Of all the many things I dislike in this world, sitting in the waiting room at a doctor’s surgery is right up there near the top of the list. It was my misfortune to find myself in just such a hell-hole yesterday through no fault of my own. My new employer required me to have a medical check up to give them some peace of mind that I would not keel over in the workplace, so the beautiful sunny morning was spent in close confinement with a number of sick people. I entered the cramped room perfectly healthy but left after a couple of hours with my immune system battling every sort of air-borne infection.

waiting-room2

At least I had time to ponder where I could cast a line over the weekend and I settled on another trip to the River Robe this coming Sunday. Between the frequent coughs and sneezes of my fellow sufferers I day dreamed about which stretch to fish and what patterns to try. It must have been the medical surroundings, but I decided that a wee fly called the Sanctuary could be the job on the Sabbath as it often works at this time of the year.

Not a fly that I see other anglers using but one which has done the business for me more than once. The Sanctuary is a simple fly to tie. It is not substantially different from a number of other patterns which you can use to imitate the large dark olive but I like catching trout on different patterns.

I think I’m right in saying this pattern was devised by a certain Dr. Sanctuary (hence the medical connection). He fished the chalk streams of east Yorkshire in the late 19th century and was an avid fly tyer.

costaweir_22may17.jpg
The Costa Beck in the east riding of Yorkshire – it looks very similar to the Robe!

As usual, I have mucked around with the original pattern! The good doctor saw fit to omit tails from his fly but I like tail fibres on my dry flies so some were duly added. To my eyes the Coch-y-bondhu hackle was too dark on its own so I wind an olive hackle through it.
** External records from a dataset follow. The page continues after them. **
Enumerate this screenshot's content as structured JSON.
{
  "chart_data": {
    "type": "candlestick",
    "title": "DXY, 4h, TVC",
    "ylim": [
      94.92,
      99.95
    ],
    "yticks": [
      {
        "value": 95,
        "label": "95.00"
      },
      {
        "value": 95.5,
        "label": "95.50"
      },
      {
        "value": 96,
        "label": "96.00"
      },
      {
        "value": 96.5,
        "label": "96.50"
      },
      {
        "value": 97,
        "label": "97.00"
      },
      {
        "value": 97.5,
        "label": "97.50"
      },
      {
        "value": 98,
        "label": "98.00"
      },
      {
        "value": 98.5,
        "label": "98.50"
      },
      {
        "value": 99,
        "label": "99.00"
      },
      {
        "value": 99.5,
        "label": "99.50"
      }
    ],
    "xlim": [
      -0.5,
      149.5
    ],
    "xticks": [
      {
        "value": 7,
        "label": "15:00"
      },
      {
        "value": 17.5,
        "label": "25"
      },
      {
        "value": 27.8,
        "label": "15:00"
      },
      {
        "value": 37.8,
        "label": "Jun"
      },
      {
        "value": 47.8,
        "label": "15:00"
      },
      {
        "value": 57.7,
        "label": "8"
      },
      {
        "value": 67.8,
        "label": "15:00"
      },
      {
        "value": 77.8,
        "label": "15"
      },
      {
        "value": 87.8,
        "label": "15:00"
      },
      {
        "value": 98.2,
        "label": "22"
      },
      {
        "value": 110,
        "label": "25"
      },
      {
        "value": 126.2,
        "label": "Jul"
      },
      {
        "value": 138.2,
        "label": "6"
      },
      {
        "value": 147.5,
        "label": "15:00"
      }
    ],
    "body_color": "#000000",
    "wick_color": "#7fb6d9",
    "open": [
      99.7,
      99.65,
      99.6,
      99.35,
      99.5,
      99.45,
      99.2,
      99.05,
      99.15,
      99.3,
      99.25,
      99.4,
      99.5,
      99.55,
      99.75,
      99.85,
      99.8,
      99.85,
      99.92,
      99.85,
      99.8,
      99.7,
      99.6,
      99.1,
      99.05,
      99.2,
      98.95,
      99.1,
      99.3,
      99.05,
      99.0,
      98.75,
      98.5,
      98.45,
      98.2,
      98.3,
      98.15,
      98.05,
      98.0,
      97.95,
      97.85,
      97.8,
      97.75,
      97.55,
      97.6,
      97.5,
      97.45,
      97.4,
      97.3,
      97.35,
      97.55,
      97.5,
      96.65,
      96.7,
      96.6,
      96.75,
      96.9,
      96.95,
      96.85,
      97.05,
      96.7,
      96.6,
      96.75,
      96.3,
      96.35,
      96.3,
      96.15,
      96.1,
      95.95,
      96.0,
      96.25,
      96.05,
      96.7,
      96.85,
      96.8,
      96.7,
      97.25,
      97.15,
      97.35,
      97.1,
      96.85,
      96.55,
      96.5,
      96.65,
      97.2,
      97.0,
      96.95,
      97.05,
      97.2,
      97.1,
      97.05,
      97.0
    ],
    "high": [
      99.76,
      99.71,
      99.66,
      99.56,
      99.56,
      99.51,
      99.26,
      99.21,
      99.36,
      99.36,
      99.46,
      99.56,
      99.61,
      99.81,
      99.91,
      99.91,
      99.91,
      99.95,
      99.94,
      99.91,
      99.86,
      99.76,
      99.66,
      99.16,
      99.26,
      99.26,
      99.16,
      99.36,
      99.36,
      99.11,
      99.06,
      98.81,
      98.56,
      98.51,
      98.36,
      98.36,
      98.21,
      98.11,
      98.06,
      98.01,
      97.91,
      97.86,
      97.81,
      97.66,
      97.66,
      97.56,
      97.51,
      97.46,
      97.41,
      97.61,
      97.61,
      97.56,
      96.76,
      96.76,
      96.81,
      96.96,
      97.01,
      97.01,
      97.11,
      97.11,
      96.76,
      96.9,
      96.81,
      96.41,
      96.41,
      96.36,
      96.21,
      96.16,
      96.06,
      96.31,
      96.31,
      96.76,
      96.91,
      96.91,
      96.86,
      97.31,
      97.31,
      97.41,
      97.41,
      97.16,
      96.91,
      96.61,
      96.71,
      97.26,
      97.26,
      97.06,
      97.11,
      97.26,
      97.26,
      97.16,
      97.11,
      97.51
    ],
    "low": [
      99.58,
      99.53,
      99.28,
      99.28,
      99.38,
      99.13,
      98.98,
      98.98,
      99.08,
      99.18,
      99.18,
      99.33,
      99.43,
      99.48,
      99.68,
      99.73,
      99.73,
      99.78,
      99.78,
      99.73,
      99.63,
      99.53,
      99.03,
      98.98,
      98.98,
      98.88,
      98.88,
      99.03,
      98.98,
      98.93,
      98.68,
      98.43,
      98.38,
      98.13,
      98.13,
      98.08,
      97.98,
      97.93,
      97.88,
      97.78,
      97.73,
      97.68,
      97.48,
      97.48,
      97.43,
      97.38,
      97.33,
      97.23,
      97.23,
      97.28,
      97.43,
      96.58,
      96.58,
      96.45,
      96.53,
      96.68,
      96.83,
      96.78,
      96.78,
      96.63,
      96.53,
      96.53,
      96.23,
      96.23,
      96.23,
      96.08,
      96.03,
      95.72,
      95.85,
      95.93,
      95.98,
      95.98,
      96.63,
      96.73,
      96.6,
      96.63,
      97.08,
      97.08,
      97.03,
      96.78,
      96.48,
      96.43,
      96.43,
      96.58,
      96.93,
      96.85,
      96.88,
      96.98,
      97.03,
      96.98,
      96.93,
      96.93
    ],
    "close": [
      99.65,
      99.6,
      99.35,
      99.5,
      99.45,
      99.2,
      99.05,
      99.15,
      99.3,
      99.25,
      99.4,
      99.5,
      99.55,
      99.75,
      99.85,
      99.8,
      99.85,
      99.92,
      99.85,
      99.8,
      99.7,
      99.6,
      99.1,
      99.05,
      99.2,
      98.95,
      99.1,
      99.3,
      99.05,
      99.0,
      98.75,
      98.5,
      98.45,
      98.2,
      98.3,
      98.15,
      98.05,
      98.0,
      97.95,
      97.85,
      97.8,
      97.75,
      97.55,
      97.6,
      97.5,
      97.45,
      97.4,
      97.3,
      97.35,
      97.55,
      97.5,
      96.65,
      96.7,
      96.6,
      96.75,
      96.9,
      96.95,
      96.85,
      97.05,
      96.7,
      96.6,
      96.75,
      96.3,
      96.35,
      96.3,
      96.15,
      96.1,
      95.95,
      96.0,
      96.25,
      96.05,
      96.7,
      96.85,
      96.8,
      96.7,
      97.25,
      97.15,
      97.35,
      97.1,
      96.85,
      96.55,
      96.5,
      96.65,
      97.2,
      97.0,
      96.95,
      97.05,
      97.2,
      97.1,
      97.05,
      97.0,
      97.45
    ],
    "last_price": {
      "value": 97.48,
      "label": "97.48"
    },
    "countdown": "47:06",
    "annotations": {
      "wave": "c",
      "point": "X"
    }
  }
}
  • Hook: your choice of dry fly hook, size 14 works best for me
  • Tying silk: 8/0 or, if you want to more traditional, use Pearsils in brown
  • Tails: A few stiff fibres of dark ginger cock hackle
  • Rib: fine flat gold tinsel
  • Body: dubbed with fur from a hares ear
  • Hackles: a Coch-y-bondhu cock hackle with a couple of turns of olive cock wound through it

The coughing and spluttering of my near neighbours seemed to be reaching a devilish crescendo and my mind wandered of down different paths in an effort to blot out the horror of being confined amid all this disease. It took me all the way back to the eighties and that brilliant track by the Cult – She sells sanctuary.